Fantasy isn't just a jolly escape: It's an escape, but into something far more extreme than reality, or normality. It's where things are more beautiful and more wondrous and more terrifying. You move into a world of conflicting extremes.
I've always sworn that not having enough money has saved me from mediocrity.
I do want to say things in these films. I want audiences to come out with shards stuck in them. I don't care if people love my films or walk out, as long as they have a strong response.
I'm trying to escape by forming my own kind of world. Basically, I'm trying to encourage others to do the same.
I was an incredible Anglophile. I found people who shared the same sense of humor and attitude toward the world.
I can feel my dreams but I can't remember them.
If you really want your films to say something that you hope is unique, then patience and stamina, thick skin and a kind of stupidity, a mule-like stupidity, is what you really need.

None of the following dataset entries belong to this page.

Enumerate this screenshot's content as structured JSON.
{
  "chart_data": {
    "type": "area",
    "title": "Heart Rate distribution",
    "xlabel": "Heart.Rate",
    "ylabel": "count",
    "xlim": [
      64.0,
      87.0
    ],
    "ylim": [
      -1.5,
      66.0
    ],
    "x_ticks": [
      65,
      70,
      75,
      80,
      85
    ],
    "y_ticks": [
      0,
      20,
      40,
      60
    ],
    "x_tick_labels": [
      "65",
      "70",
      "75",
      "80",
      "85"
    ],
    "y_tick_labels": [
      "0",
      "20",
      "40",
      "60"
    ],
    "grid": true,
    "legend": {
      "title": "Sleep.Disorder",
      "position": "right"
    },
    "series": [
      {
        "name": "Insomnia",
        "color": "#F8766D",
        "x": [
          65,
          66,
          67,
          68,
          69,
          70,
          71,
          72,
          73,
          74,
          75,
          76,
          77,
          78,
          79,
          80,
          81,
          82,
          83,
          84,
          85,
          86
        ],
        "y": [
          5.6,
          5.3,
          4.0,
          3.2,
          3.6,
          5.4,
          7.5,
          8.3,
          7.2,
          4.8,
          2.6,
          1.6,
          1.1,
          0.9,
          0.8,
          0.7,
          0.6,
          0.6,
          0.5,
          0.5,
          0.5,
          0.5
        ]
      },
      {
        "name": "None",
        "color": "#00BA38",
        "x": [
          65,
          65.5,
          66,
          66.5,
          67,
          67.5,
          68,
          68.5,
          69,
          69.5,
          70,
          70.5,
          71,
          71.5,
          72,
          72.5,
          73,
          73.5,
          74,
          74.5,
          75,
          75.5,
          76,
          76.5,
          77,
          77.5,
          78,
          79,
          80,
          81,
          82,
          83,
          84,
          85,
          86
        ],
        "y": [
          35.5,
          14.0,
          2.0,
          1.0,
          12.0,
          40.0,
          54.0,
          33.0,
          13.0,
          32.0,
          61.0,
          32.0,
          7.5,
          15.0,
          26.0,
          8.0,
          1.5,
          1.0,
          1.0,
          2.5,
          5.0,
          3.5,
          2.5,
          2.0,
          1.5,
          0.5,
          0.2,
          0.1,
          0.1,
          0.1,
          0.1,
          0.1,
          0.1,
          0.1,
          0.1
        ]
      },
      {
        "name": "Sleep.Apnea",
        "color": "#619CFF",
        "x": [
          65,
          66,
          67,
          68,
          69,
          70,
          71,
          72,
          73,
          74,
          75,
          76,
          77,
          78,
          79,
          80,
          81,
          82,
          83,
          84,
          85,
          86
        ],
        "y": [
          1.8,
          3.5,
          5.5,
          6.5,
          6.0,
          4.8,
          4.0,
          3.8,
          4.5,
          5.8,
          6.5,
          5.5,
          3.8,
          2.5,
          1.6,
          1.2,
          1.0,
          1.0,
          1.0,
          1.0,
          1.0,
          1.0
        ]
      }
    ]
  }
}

You get trapped by stories. Though I've got this reputation for being out of control, it's not true, it just happens to be a more interesting story than the truth.
The forces that run the world always try to keep things under control. The population might be having a wonderful time, buying iPods and going to nice restaurants, but I still feel they're all kind of under control.
Gorillaz virtually changed my wife...sorry, I mean, life...no, actually, it was my wife.
I think [Hollywood] has achieved everything they’ve always dreamed of. The audience now seems to be very dumb. They pay money to watch the same film. Now, you could argue, that's because it makes them feel comfortable. When they go to a movie now, it's almost like hearing a pop song. You know the rhythms, you know when the downbeat is going to come, you know when the explosion is going to come… And so as life becomes more complex, as the economy is in trouble, people cling to what makes them comfortable, so they go again and again to see the same movie.
[Steven Spielberg's films] are comforting, they always give you answers and I don't think they're very clever answers. The success of most Hollywood films these days is down to fact that they're comforting. They tie things up in nice little bows and give you answers, even if the answers are stupid, you go home and you don't have to think about it. The great filmmakers make you go home and think about it.
Hyperbole is something Id better avoid.
I'm overwhelmed by writers. Most people aren't impressed by writers, but if you can draw a cartoon or a picture, they think you're magic.